During late July, Nepal was inundated by four days of the heaviest rainfall in 30 years.

The Red Cross says nearly 250,000 people are affected and the situation is set to get worse.

Red Cross Spokesman Patrick Fuller says more than 400 people were killed and nearly 200 are still missing. He says about 32,000 people have been left homeless and a number of remote villages are completely cut off because of devastating landslides.

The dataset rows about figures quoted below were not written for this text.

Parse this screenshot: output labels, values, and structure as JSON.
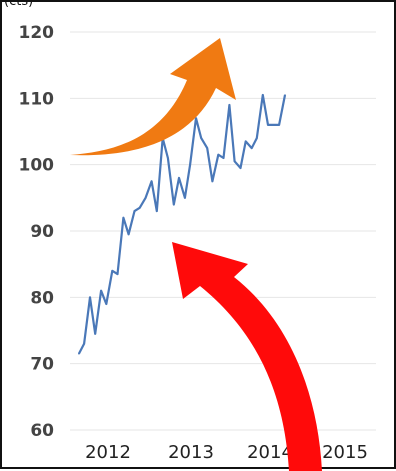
{
  "top_left_partial_text": "(cts)",
  "colors": {
    "line": "#4a78b8",
    "grid": "#e6e6e6",
    "orange_arrow": "#f07a12",
    "red_arrow": "#ff0a0a"
  },
  "chart_data": {
    "type": "line",
    "title": "",
    "xlabel": "",
    "ylabel": "",
    "x_tick_labels": [
      "2012",
      "2013",
      "2014",
      "2015"
    ],
    "y_ticks": [
      60,
      70,
      80,
      90,
      100,
      110,
      120
    ],
    "ylim": [
      60,
      120
    ],
    "xlim": [
      2011.8,
      2015.9
    ],
    "grid": true,
    "series": [
      {
        "values": [
          {
            "x": 2011.92,
            "y": 71.5
          },
          {
            "x": 2011.99,
            "y": 73
          },
          {
            "x": 2012.07,
            "y": 80
          },
          {
            "x": 2012.14,
            "y": 74.5
          },
          {
            "x": 2012.22,
            "y": 81
          },
          {
            "x": 2012.29,
            "y": 79
          },
          {
            "x": 2012.37,
            "y": 84
          },
          {
            "x": 2012.44,
            "y": 83.5
          },
          {
            "x": 2012.52,
            "y": 92
          },
          {
            "x": 2012.59,
            "y": 89.5
          },
          {
            "x": 2012.67,
            "y": 93
          },
          {
            "x": 2012.74,
            "y": 93.5
          },
          {
            "x": 2012.82,
            "y": 95
          },
          {
            "x": 2012.9,
            "y": 97.5
          },
          {
            "x": 2012.97,
            "y": 93
          },
          {
            "x": 2013.05,
            "y": 104
          },
          {
            "x": 2013.12,
            "y": 101
          },
          {
            "x": 2013.2,
            "y": 94
          },
          {
            "x": 2013.27,
            "y": 98
          },
          {
            "x": 2013.35,
            "y": 95
          },
          {
            "x": 2013.42,
            "y": 100
          },
          {
            "x": 2013.5,
            "y": 107
          },
          {
            "x": 2013.57,
            "y": 104
          },
          {
            "x": 2013.65,
            "y": 102.5
          },
          {
            "x": 2013.72,
            "y": 97.5
          },
          {
            "x": 2013.8,
            "y": 101.5
          },
          {
            "x": 2013.87,
            "y": 101
          },
          {
            "x": 2013.95,
            "y": 109
          },
          {
            "x": 2014.02,
            "y": 100.5
          },
          {
            "x": 2014.1,
            "y": 99.5
          },
          {
            "x": 2014.17,
            "y": 103.5
          },
          {
            "x": 2014.25,
            "y": 102.5
          },
          {
            "x": 2014.32,
            "y": 104
          },
          {
            "x": 2014.4,
            "y": 110.5
          },
          {
            "x": 2014.47,
            "y": 106
          },
          {
            "x": 2014.55,
            "y": 106
          },
          {
            "x": 2014.62,
            "y": 106
          },
          {
            "x": 2014.7,
            "y": 110.5
          }
        ]
      }
    ],
    "annotations": [
      {
        "kind": "arrow",
        "color": "orange",
        "direction": "up-right"
      },
      {
        "kind": "arrow",
        "color": "red",
        "direction": "up-left"
      }
    ]
  }
}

"A few weeks back there was one village that was almost completely demolished by a landslide when half of the hillside just slipped down and went right straight through the village," said Mr. Fuller. "Fortunately, there were Red Cross volunteers within that community and some of them were able to get out. But it took 24 hours to where they could actually get to the nearest town to alert the authorities. So it is difficult, and access to these areas to bring relief assistance is very difficult and we are only halfway through the monsoon at the moment so we are expecting worse to come."

Besides landslides, Mr. Fuller says Nepal is threatened by mosquitoes which breed on stagnant floodwaters and spread malaria and encephalitis.

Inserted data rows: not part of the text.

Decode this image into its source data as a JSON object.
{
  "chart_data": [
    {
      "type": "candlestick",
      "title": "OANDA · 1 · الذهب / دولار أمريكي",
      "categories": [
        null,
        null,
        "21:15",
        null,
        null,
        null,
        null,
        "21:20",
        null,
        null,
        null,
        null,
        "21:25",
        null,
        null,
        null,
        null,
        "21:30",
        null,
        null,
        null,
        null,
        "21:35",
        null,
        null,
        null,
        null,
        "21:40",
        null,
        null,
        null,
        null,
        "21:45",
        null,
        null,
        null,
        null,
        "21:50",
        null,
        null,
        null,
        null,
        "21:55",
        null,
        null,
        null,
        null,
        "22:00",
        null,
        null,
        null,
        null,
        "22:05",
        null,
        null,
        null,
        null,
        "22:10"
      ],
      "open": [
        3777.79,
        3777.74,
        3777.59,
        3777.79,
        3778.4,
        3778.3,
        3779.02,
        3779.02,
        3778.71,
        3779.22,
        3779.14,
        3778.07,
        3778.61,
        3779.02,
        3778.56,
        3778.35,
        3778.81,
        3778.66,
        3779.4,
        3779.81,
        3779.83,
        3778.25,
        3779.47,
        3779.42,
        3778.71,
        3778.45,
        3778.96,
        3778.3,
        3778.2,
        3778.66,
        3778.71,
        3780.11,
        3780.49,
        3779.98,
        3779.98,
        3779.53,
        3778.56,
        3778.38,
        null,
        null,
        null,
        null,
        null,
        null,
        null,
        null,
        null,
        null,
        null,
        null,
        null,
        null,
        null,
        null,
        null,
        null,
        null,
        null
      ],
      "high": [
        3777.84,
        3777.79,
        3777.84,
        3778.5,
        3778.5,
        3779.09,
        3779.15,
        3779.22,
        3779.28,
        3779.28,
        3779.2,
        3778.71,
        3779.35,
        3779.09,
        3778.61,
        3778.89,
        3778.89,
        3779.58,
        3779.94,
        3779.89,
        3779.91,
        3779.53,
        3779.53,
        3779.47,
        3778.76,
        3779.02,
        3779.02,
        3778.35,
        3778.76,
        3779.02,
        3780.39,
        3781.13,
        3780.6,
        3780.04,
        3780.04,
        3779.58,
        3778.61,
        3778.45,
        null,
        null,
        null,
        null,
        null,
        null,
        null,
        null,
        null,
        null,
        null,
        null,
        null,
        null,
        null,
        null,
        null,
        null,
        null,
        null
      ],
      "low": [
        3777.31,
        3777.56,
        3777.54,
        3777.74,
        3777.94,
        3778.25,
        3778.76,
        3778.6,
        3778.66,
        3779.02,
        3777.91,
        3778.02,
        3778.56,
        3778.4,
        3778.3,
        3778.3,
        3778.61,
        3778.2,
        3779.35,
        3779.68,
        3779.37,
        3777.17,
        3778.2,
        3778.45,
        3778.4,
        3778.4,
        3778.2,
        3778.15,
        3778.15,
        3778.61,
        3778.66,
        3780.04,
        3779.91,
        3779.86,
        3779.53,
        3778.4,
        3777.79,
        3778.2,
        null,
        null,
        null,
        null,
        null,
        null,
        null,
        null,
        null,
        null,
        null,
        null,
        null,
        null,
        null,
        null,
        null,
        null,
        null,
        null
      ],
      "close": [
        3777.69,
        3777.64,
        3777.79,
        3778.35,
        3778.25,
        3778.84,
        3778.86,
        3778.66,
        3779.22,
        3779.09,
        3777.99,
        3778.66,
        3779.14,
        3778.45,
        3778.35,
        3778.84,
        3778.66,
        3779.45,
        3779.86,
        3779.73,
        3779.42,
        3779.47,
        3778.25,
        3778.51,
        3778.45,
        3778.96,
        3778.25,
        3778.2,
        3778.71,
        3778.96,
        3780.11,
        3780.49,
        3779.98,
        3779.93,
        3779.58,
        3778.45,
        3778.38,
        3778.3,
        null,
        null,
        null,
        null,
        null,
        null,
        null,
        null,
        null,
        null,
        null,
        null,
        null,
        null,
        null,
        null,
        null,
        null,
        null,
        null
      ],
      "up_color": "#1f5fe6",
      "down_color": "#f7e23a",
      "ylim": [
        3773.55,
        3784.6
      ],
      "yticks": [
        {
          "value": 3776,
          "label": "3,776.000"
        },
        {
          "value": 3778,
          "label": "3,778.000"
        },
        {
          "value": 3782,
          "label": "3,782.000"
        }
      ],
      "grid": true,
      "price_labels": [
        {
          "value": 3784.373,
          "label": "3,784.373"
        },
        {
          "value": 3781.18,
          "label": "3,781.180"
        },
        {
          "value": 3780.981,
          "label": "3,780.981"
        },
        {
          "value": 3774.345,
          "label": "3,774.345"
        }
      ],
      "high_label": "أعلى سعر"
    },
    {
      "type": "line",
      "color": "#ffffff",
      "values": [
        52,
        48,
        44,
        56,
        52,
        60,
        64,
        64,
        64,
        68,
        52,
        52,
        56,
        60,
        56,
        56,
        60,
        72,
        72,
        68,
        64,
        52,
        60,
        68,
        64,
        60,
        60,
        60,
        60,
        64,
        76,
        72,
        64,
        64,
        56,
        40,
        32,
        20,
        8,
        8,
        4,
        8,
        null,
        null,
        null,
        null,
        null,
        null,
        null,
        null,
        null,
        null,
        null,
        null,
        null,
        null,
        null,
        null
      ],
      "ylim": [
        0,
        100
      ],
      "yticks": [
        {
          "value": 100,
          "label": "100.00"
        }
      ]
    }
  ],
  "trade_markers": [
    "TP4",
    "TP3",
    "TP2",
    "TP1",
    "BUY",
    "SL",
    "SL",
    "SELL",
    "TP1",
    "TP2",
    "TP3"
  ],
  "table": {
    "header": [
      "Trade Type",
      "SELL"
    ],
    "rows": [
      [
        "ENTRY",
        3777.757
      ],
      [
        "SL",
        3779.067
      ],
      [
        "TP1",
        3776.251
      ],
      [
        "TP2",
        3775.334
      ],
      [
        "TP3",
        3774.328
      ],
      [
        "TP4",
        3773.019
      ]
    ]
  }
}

The Red Cross is appealing for more than $1.5 million dollars to assist 130,000 people with food, shelter, blankets and clothing. It also will provide water purification tablets which are essential to help prevent the spread of diseases such as typhoid and dysentery.

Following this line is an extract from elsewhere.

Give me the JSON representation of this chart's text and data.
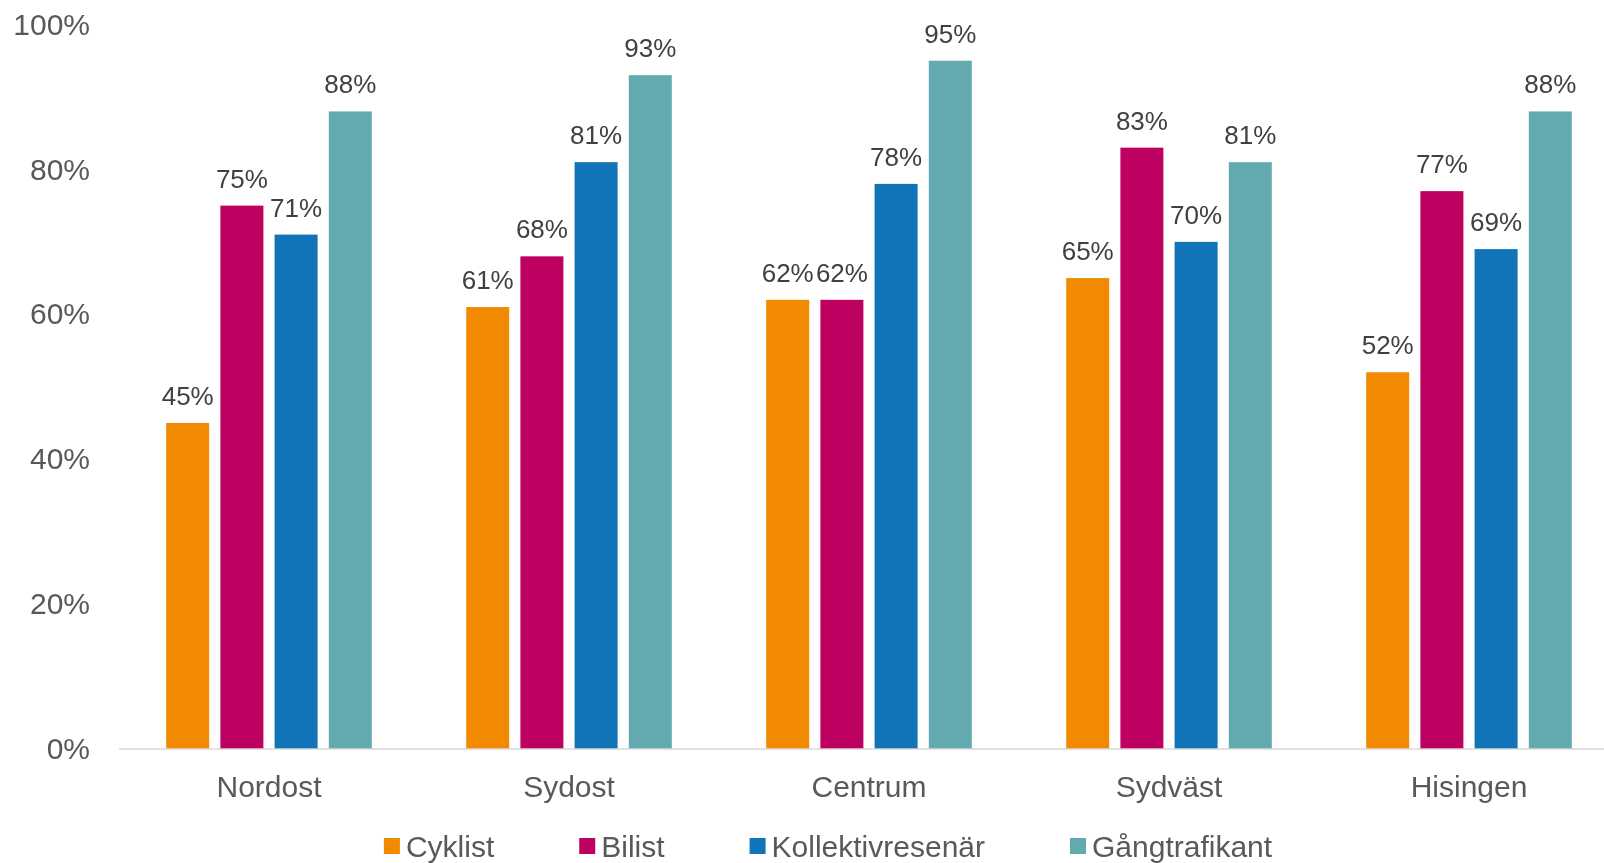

In another part of South Asia, monsoon floods in Bangladesh are posing a serious threat to people living in low-lying areas. More than 3.5 million people in the country have been affected. Patrick Fuller says among the most vulnerable people are those who are living in unhygienic conditions in temporary shelters on any high ground they can find. "They are landless people," he pointed out. "They have no property rights and if they are working as wage laborers on local farms, they have a little bit of land to cultivate. If they lose their crop that sets them back automatically. They get caught up in a spiral of debt basically, where they have to borrow money to survive."

A Red Cross appeal for $1.3 million will help the Bangladesh Red Crescent Society provide food, blankets, medicines and medical care for 150,000 displaced people.

Mr. Fuller says safe drinking water is in short supply and outbreaks of diseases such as diarrhea, dysentery and dengue fever already have been reported.